Crowning glory: a Bengaluru barber popularises Kannada literature

Customers can ask for the Kuvempu mushroom cut, Girish Karnad's thick eyebrow, Kambara’s face bleach, Gokak’s oil massage or Da Ra Bendre’s silken shave

November 01, 2016 12:37 am | Updated December 02, 2016 12:40 pm IST - BENGALURU

He belongs to the Bhajantri community and comes from a lineage of nadaswara players. A hairstylist by profession, he has been honoured for his social service at the Akhila Bharatha Kannada Sahitya Sammelana. What is the connection between sahitya (literature) and hairdressing, you wonder? Walk in to V. Harish’s New Modern Bombay Men’s Parlour on Southend Road at Basavanagudi and you would be amazed at the modest shop lined with photos of most Kannada literary personalities, along with rows of books stacked for distribution.

The writers and their works are popularised here by taking their identities beyond their pens. It’s their hairstyle, beard, eyebrow and facial looks that have been observed keenly by Harish’s family since his father’s time, when they were hairdressers to well-known personalities, including literary stalwarts such as Nittur Srinivasa Rao, G.S. Shivarudrappa and Champa.

A master at work Mr. Harish, 59, who charges Rs. 100 for cutting and shaving, has been a barber for 40 years. He never went to school nor enrolled in any formal diploma in hair styling, instead imbibing the nuances of the art from his father Basavanagudi Venkateshappa, turning them into his signature cuts and styles.

At his salon, customers can choose between a Kuvempu mushroom cut, a Shivaram Karanth scissor cut, Girish Karnad's thread-like thick eyebrow, Chandrashekara Kambara’s face bleach, Masti’s machine cut, Gokak’s oil massage, or Da Ra Bendre’s silken shave. Rajkumar’s make-up is also done. “I wish I had done Rajkumar and Vishnuvardan’s hairstyling,” Mr. Harish wishes.

Distributing books “Karnataka has been lucky. Our Jnanpith awardees, Rahtrakavis and many other poets and writers as Kuvempu, Shivram Karanth, Masti Venkatesha Iyengar, Nissar Ahmed, Master Hirannaiah, U.R. Ananthamurthy, Girish Karnad and others have distinct styles that can be underlined. In my passion to create awareness for their work and do my bit for popularising Kannada, I have been projecting these styles, which writers wore to publicise them as heritage Karnataka styles. Also, during the one month of Rajyothsava, I distribute Kannada Sahitya books to nearly 60 plus people a day,” says Mr. Harish.

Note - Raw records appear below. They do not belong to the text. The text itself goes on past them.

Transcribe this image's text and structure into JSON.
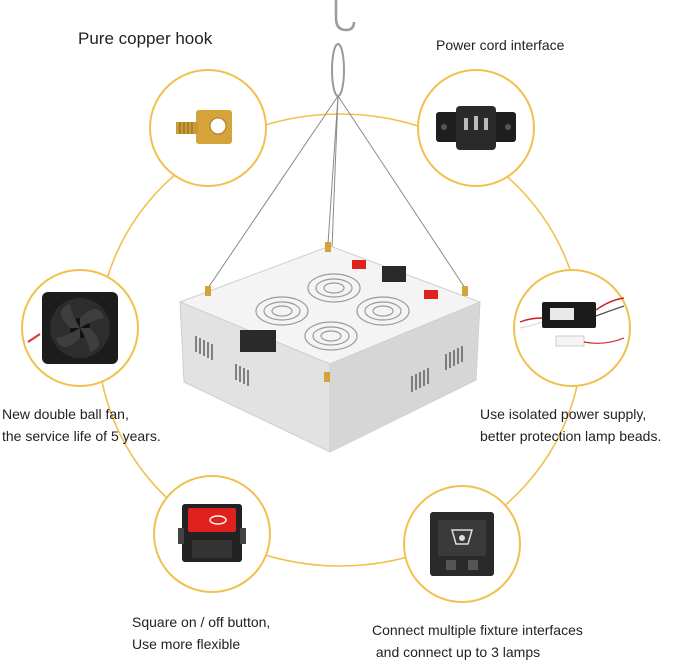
{
  "callouts": {
    "hook": {
      "lines": [
        "Pure copper hook"
      ],
      "icon": "copper-hook-icon"
    },
    "cord": {
      "lines": [
        "Power cord interface"
      ],
      "icon": "power-socket-icon"
    },
    "fan": {
      "lines": [
        "New double ball fan,",
        "the service life of 5 years."
      ],
      "icon": "cooling-fan-icon"
    },
    "psu": {
      "lines": [
        "Use isolated power supply,",
        "better protection lamp beads."
      ],
      "icon": "power-supply-icon"
    },
    "switch": {
      "lines": [
        "Square on / off button,",
        "Use more flexible"
      ],
      "icon": "rocker-switch-icon"
    },
    "interfaces": {
      "lines": [
        "Connect multiple fixture interfaces",
        " and connect up to 3 lamps"
      ],
      "icon": "universal-outlet-icon"
    }
  },
  "colors": {
    "ring": "#f2c04f",
    "circle_border": "#f2c04f",
    "lamp_body": "#e6e6e6",
    "switch_red": "#e0221e",
    "brass": "#d4a33a"
  }
}
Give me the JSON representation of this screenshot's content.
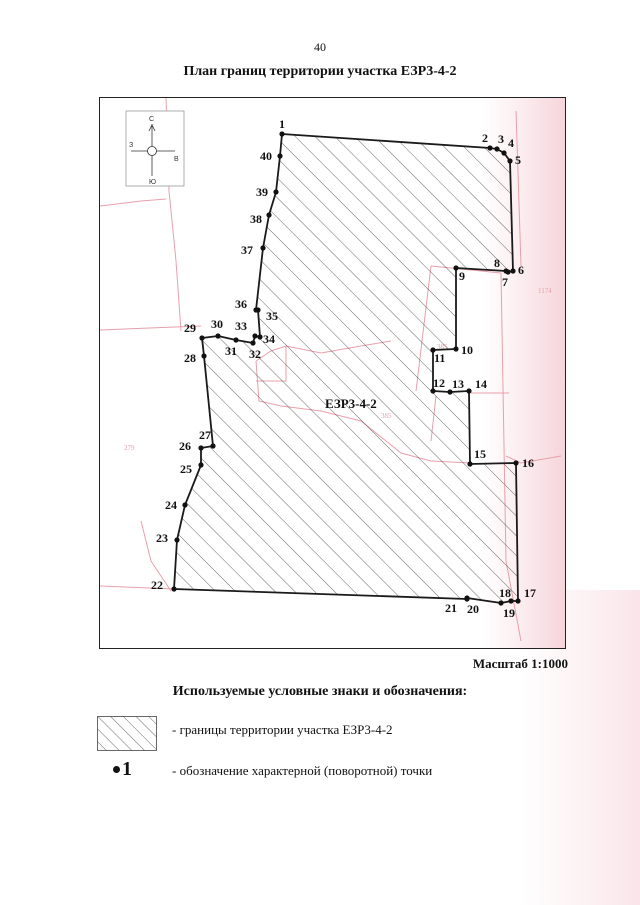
{
  "page": {
    "number": "40",
    "title": "План границ территории участка ЕЗР3-4-2"
  },
  "map": {
    "zone_label": "ЕЗР3-4-2",
    "compass": {
      "north": "С",
      "south": "Ю",
      "east": "В",
      "west": "З"
    },
    "background_labels": [
      "279",
      "1174",
      "385",
      "385"
    ],
    "points": [
      "1",
      "2",
      "3",
      "4",
      "5",
      "6",
      "7",
      "8",
      "9",
      "10",
      "11",
      "12",
      "13",
      "14",
      "15",
      "16",
      "17",
      "18",
      "19",
      "20",
      "21",
      "22",
      "23",
      "24",
      "25",
      "26",
      "27",
      "28",
      "29",
      "30",
      "31",
      "32",
      "33",
      "34",
      "35",
      "36",
      "37",
      "38",
      "39",
      "40"
    ],
    "colors": {
      "boundary": "#1a1a1a",
      "cadastral": "#e8a0aa",
      "hatch": "#444444"
    }
  },
  "scale": {
    "label": "Масштаб 1:1000"
  },
  "legend": {
    "title": "Используемые условные знаки и обозначения:",
    "items": [
      {
        "text": "- границы территории участка ЕЗР3-4-2"
      },
      {
        "marker": "1",
        "text": "- обозначение характерной (поворотной) точки"
      }
    ]
  }
}
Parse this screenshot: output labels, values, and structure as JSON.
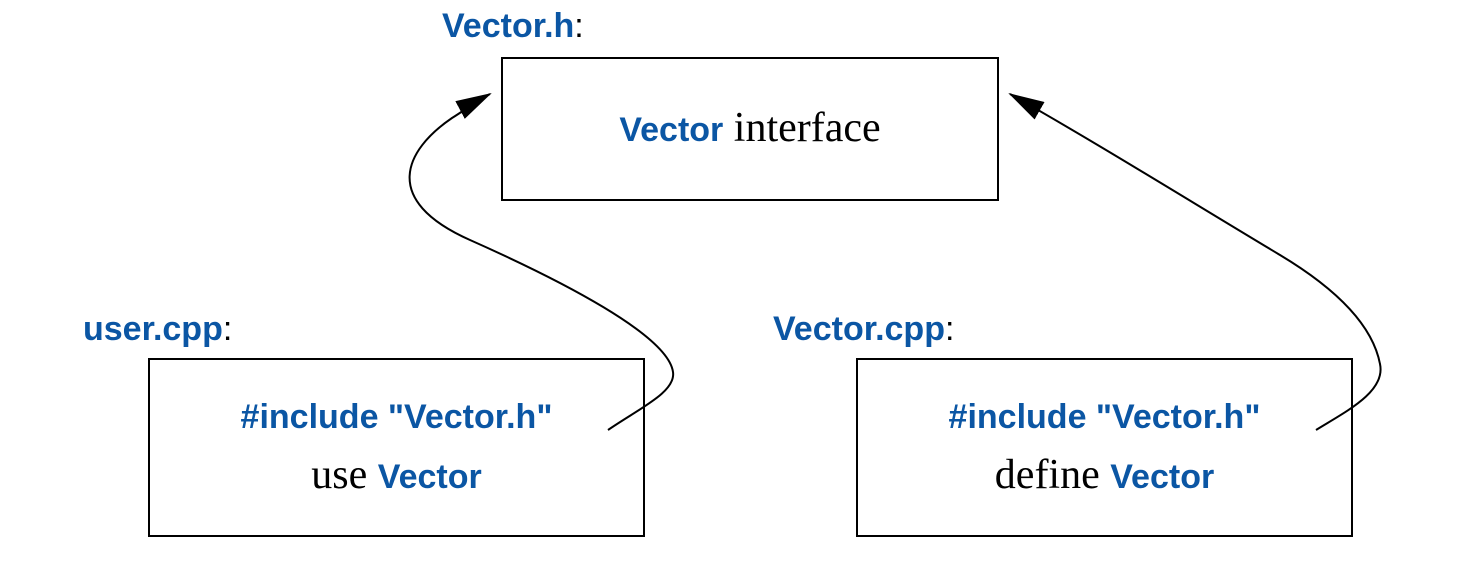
{
  "colors": {
    "code_blue": "#0b56a4",
    "text": "#000000",
    "line": "#000000",
    "background": "#ffffff"
  },
  "header_file": {
    "filename": "Vector.h",
    "colon": ":",
    "box": {
      "code_word": "Vector",
      "text": " interface"
    }
  },
  "user_file": {
    "filename": "user.cpp",
    "colon": ":",
    "box": {
      "include_line": "#include \"Vector.h\"",
      "text": "use ",
      "code_word": "Vector"
    }
  },
  "impl_file": {
    "filename": "Vector.cpp",
    "colon": ":",
    "box": {
      "include_line": "#include \"Vector.h\"",
      "text": "define ",
      "code_word": "Vector"
    }
  },
  "edges": [
    {
      "from": "user_file",
      "to": "header_file"
    },
    {
      "from": "impl_file",
      "to": "header_file"
    }
  ]
}
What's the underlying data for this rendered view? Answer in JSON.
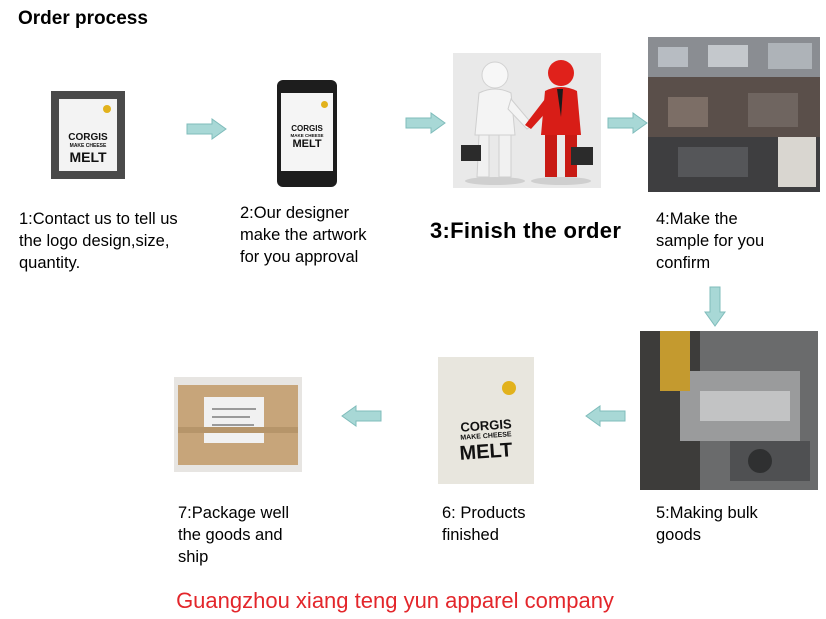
{
  "header": {
    "title": "Order process"
  },
  "logo": {
    "line1": "CORGIS",
    "line2": "MAKE CHEESE",
    "line3": "MELT"
  },
  "steps": [
    {
      "lines": [
        "1:Contact us to tell us",
        "the logo design,size,",
        "quantity."
      ]
    },
    {
      "lines": [
        "2:Our designer",
        "make the artwork",
        "for you approval"
      ]
    },
    {
      "lines": [
        "3:Finish the order"
      ]
    },
    {
      "lines": [
        "4:Make the",
        "sample for you",
        "confirm"
      ]
    },
    {
      "lines": [
        "5:Making bulk",
        "goods"
      ]
    },
    {
      "lines": [
        "6: Products",
        "finished"
      ]
    },
    {
      "lines": [
        "7:Package well",
        "the goods and",
        "ship"
      ]
    }
  ],
  "footer": {
    "company": "Guangzhou xiang teng yun apparel company"
  },
  "colors": {
    "arrow": "#a8d8d6",
    "arrow_stroke": "#7fbcbb",
    "company": "#e3262b",
    "badge": "#e2b21c"
  },
  "icons": [
    "arrow-right-icon",
    "arrow-down-icon",
    "arrow-left-icon"
  ]
}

This Rajyothsava month too will see Harish and his sons H.Girish and H. Venkatesh, and his brother T. Sudarshan distributing nearly 2,000 books in Kannada for their customers. “It is 35 years since my father attended to the hairdressing for 94-year-old freedom fighter H.S. Doreswamy, 108-year-old Sudhakar Chaturvedi and 104-year-old lexicographer Venkatasubbaiah. As a family, we feel blessed to be taking forward this art of hairdressing and facial beauty,” says Girish, adding that even the ‘Dhoni cut’ and ‘Kohli cut’ that people ask for are like the good old Kuvempu and Karanth cuts.

Deserves recognition That’s not all. The Harish family takes up free hairdressing for hundreds of people at orphanages and old age homes as a regular service on actors Rajkumar and Vishnuvardhan’s birthdays. No wonder writers like Bargur Ramachandrappa, Pundalika Halambi, Champa and G.S. Shivarudrappa have often said Mr. Harish’ s service needs to be recognised bigger ways.